こんな状態にされたなら、殺されたと思ってもしかたがない。
逆に、よくぞ生きていてくれたと思う。

カーバンクルが魔法特化型の魔獣だからこそ、生き残れたのだろう。
こんな状態で、狩りをして食い繋ぐことが出来たのだから。

「母さん、母さん、母さん……」
カーバンクルは泣き続けている。
いくら強気な態度を取ってきたとはいえ、まだ幼子だったのだ。

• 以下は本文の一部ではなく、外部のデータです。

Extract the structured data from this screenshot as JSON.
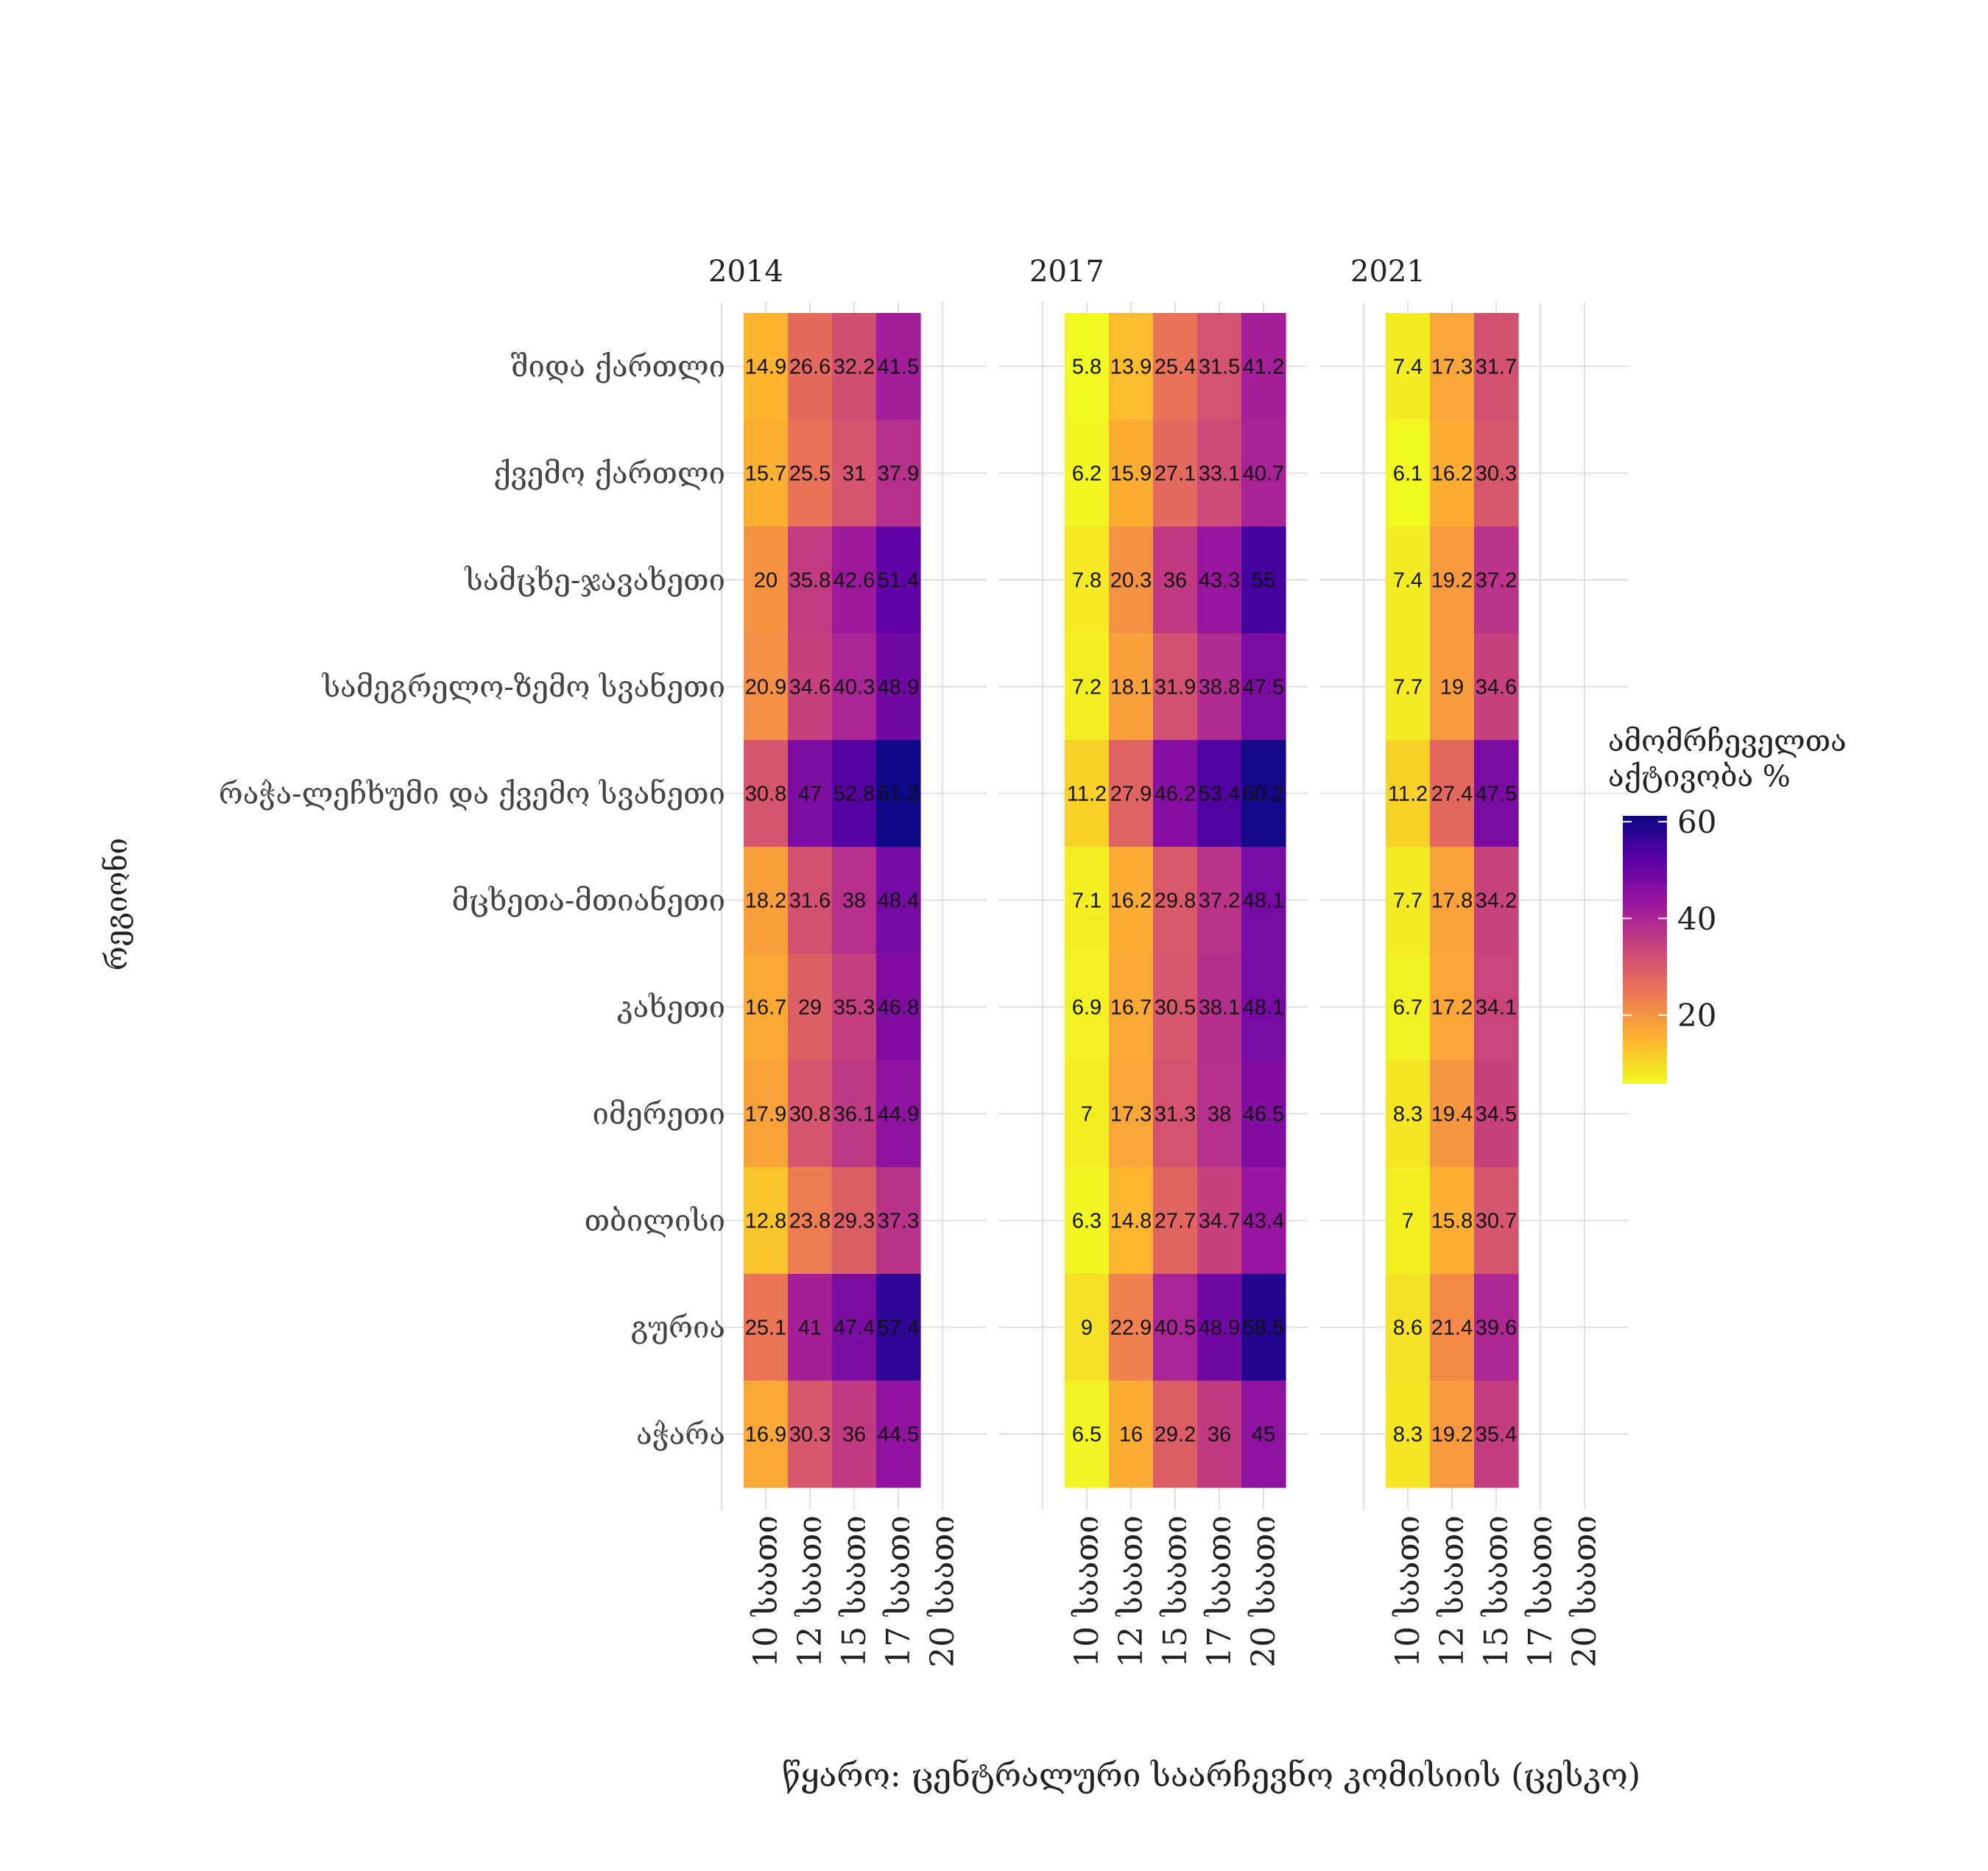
{
  "chart_data": {
    "type": "heatmap",
    "ylabel": "რეგიონი",
    "caption": "წყარო: ცენტრალური საარჩევნო კომისიის (ცესკო)",
    "legend": {
      "title_line1": "ამომრჩეველთა",
      "title_line2": "აქტივობა %",
      "ticks": [
        20,
        40,
        60
      ],
      "range": [
        5.8,
        61.2
      ],
      "placement": "right",
      "palette": [
        "#0d0887",
        "#5c01a6",
        "#9c179e",
        "#cc4778",
        "#ed7953",
        "#fdb42f",
        "#f0f921"
      ]
    },
    "grid": true,
    "x_categories": [
      "10 საათი",
      "12 საათი",
      "15 საათი",
      "17 საათი",
      "20 საათი"
    ],
    "regions": [
      "შიდა ქართლი",
      "ქვემო ქართლი",
      "სამცხე-ჯავახეთი",
      "სამეგრელო-ზემო სვანეთი",
      "რაჭა-ლეჩხუმი და ქვემო სვანეთი",
      "მცხეთა-მთიანეთი",
      "კახეთი",
      "იმერეთი",
      "თბილისი",
      "გურია",
      "აჭარა"
    ],
    "panels": [
      {
        "year": "2014",
        "values": [
          [
            14.9,
            26.6,
            32.2,
            41.5
          ],
          [
            15.7,
            25.5,
            31,
            37.9
          ],
          [
            20,
            35.8,
            42.6,
            51.4
          ],
          [
            20.9,
            34.6,
            40.3,
            48.9
          ],
          [
            30.8,
            47,
            52.8,
            61.2
          ],
          [
            18.2,
            31.6,
            38,
            48.4
          ],
          [
            16.7,
            29,
            35.3,
            46.8
          ],
          [
            17.9,
            30.8,
            36.1,
            44.9
          ],
          [
            12.8,
            23.8,
            29.3,
            37.3
          ],
          [
            25.1,
            41,
            47.4,
            57.4
          ],
          [
            16.9,
            30.3,
            36,
            44.5
          ]
        ],
        "labels": [
          [
            "14.9",
            "26.6",
            "32.2",
            "41.5"
          ],
          [
            "15.7",
            "25.5",
            "31",
            "37.9"
          ],
          [
            "20",
            "35.8",
            "42.6",
            "51.4"
          ],
          [
            "20.9",
            "34.6",
            "40.3",
            "48.9"
          ],
          [
            "30.8",
            "47",
            "52.8",
            "61.2"
          ],
          [
            "18.2",
            "31.6",
            "38",
            "48.4"
          ],
          [
            "16.7",
            "29",
            "35.3",
            "46.8"
          ],
          [
            "17.9",
            "30.8",
            "36.1",
            "44.9"
          ],
          [
            "12.8",
            "23.8",
            "29.3",
            "37.3"
          ],
          [
            "25.1",
            "41",
            "47.4",
            "57.4"
          ],
          [
            "16.9",
            "30.3",
            "36",
            "44.5"
          ]
        ]
      },
      {
        "year": "2017",
        "values": [
          [
            5.8,
            13.9,
            25.4,
            31.5,
            41.2
          ],
          [
            6.2,
            15.9,
            27.1,
            33.1,
            40.7
          ],
          [
            7.8,
            20.3,
            36,
            43.3,
            55
          ],
          [
            7.2,
            18.1,
            31.9,
            38.8,
            47.5
          ],
          [
            11.2,
            27.9,
            46.2,
            53.4,
            60.2
          ],
          [
            7.1,
            16.2,
            29.8,
            37.2,
            48.1
          ],
          [
            6.9,
            16.7,
            30.5,
            38.1,
            48.1
          ],
          [
            7,
            17.3,
            31.3,
            38,
            46.5
          ],
          [
            6.3,
            14.8,
            27.7,
            34.7,
            43.4
          ],
          [
            9,
            22.9,
            40.5,
            48.9,
            58.5
          ],
          [
            6.5,
            16,
            29.2,
            36,
            45
          ]
        ],
        "labels": [
          [
            "5.8",
            "13.9",
            "25.4",
            "31.5",
            "41.2"
          ],
          [
            "6.2",
            "15.9",
            "27.1",
            "33.1",
            "40.7"
          ],
          [
            "7.8",
            "20.3",
            "36",
            "43.3",
            "55"
          ],
          [
            "7.2",
            "18.1",
            "31.9",
            "38.8",
            "47.5"
          ],
          [
            "11.2",
            "27.9",
            "46.2",
            "53.4",
            "60.2"
          ],
          [
            "7.1",
            "16.2",
            "29.8",
            "37.2",
            "48.1"
          ],
          [
            "6.9",
            "16.7",
            "30.5",
            "38.1",
            "48.1"
          ],
          [
            "7",
            "17.3",
            "31.3",
            "38",
            "46.5"
          ],
          [
            "6.3",
            "14.8",
            "27.7",
            "34.7",
            "43.4"
          ],
          [
            "9",
            "22.9",
            "40.5",
            "48.9",
            "58.5"
          ],
          [
            "6.5",
            "16",
            "29.2",
            "36",
            "45"
          ]
        ]
      },
      {
        "year": "2021",
        "values": [
          [
            7.4,
            17.3,
            31.7
          ],
          [
            6.1,
            16.2,
            30.3
          ],
          [
            7.4,
            19.2,
            37.2
          ],
          [
            7.7,
            19,
            34.6
          ],
          [
            11.2,
            27.4,
            47.5
          ],
          [
            7.7,
            17.8,
            34.2
          ],
          [
            6.7,
            17.2,
            34.1
          ],
          [
            8.3,
            19.4,
            34.5
          ],
          [
            7,
            15.8,
            30.7
          ],
          [
            8.6,
            21.4,
            39.6
          ],
          [
            8.3,
            19.2,
            35.4
          ]
        ],
        "labels": [
          [
            "7.4",
            "17.3",
            "31.7"
          ],
          [
            "6.1",
            "16.2",
            "30.3"
          ],
          [
            "7.4",
            "19.2",
            "37.2"
          ],
          [
            "7.7",
            "19",
            "34.6"
          ],
          [
            "11.2",
            "27.4",
            "47.5"
          ],
          [
            "7.7",
            "17.8",
            "34.2"
          ],
          [
            "6.7",
            "17.2",
            "34.1"
          ],
          [
            "8.3",
            "19.4",
            "34.5"
          ],
          [
            "7",
            "15.8",
            "30.7"
          ],
          [
            "8.6",
            "21.4",
            "39.6"
          ],
          [
            "8.3",
            "19.2",
            "35.4"
          ]
        ]
      }
    ]
  }
}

死んだと思っていた母親に会えて、どれほど嬉しいだろう。

「あなた方が坊やを助けてくれたのですか? なんとお礼を言ったらいいのか。本当にありがとうございました。あの時、坊やはあたしの目の前で、従属の首輪を付けられて連れ去られてしまったのです。でも首輪が外れている……。良かった、本当に良かった」
カーバンクルの母親は嬉し涙をこぼしている。

「ああ、偶然だが従属の首輪が外れたのだ。もうこの仔は従魔ではない。元の巣に戻って生活できればと思い連れてきたのだが、母君が生きておられて良かった」
説明するグリファスの横で、スーも安堵する。
親離れする前に引き離されたカーバンクルだが、母親の元に戻ることができた。これで独り立ちするまでは母親の庇護のもとで生きていけるだろう。

これで心置きなく帰ることが出来るな。
ホッと、胸をなでおろす(どこが胸かは分からないが)スーなのだった。